During the course of researching this article, I visited the park, on March 26, 2018. My previous visit was back in November 8, 2009, so there was a decade interval between visits. When I visited in 2009, the practice of the park staff was to regularly throw wheat into the hot bath, so that the monkeys climbed into the hot spring to get at this food. The current director, Mr. Hagiwara, stopped this kind of tourist-attracting activity about 4 years ago. Therefore, currently the monkeys certainly are not “forced” into the hot spring. According to Mr. Hagiwara, the number of visitors in 2017 was about 240,000, and about 95,000 of these were non-Japanese (about 40%).

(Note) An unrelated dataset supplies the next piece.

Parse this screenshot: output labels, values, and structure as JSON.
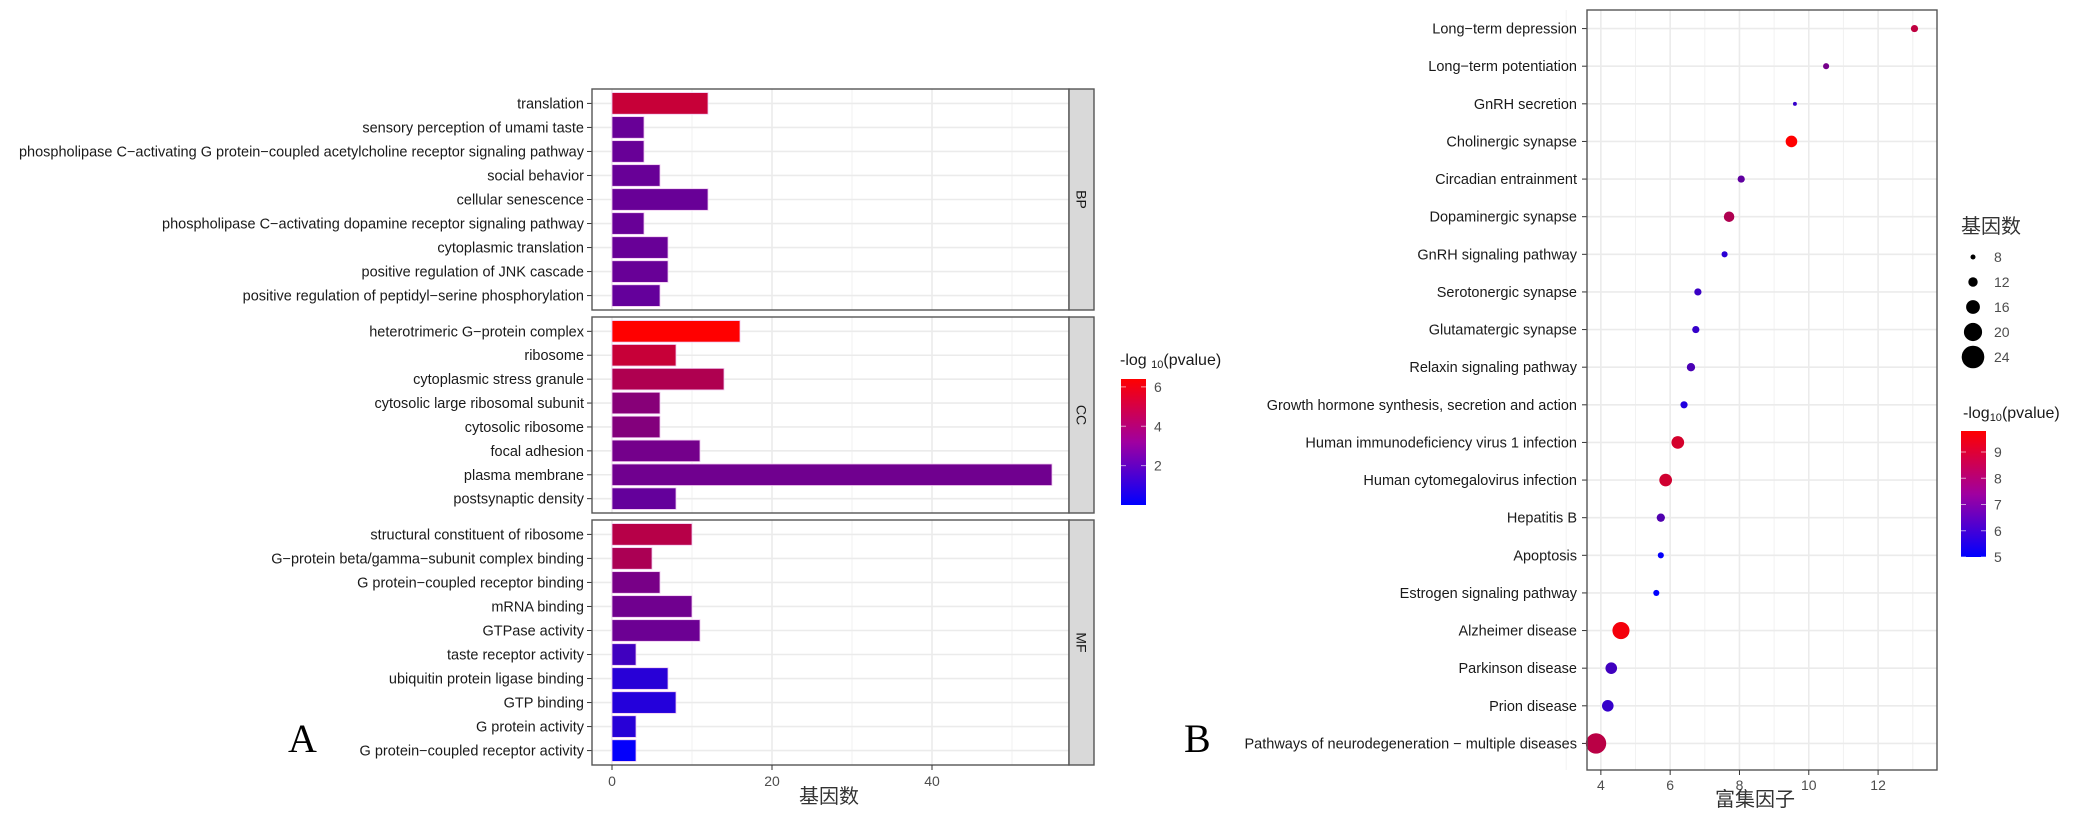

The park staff provision the monkeys with grains of wheat, four times a day, between 09:00 and 16:00 h. Shiga A troop is made up of about 160 monkeys. About 40 of them (around 25%), carry out the practice of hot-spring bathing. The day of my visit was a warm spring day. None of the monkeys climbed into the hot spring, but some enjoyed sitting in the sunshine on the rocks that make up the edge of the hot spring. They groomed each other. After the final provisioning session that day, in the late afternoon, they returned gradually, a few at a time, to the surrounding mountainside.

Visitors have to walk about 1.6 km from the car parking area to reach the monkey park. Foreign visitors, especially, enjoy the forest walk among tall ‘Sugi’, Japanese cedar (Cryptomeria japnonica), and ‘Hinoki’, Japanese cypress trees (Chamaecyparis obtusa), tree species native to Japan. In the period from April to June, infants will be born; Mr. Hagiwara expects there to be 20 newborns in 2018. I happened to see two Japanese serow (Capricornis crispus), a type of goat-antelope, on the mountainside near the monkeys. If you are lucky, on your visit, you can see serow and monkeys; you can enjoy the beautiful wildlife of Shiga-Heights while there to watch the hot-spring bathing monkeys.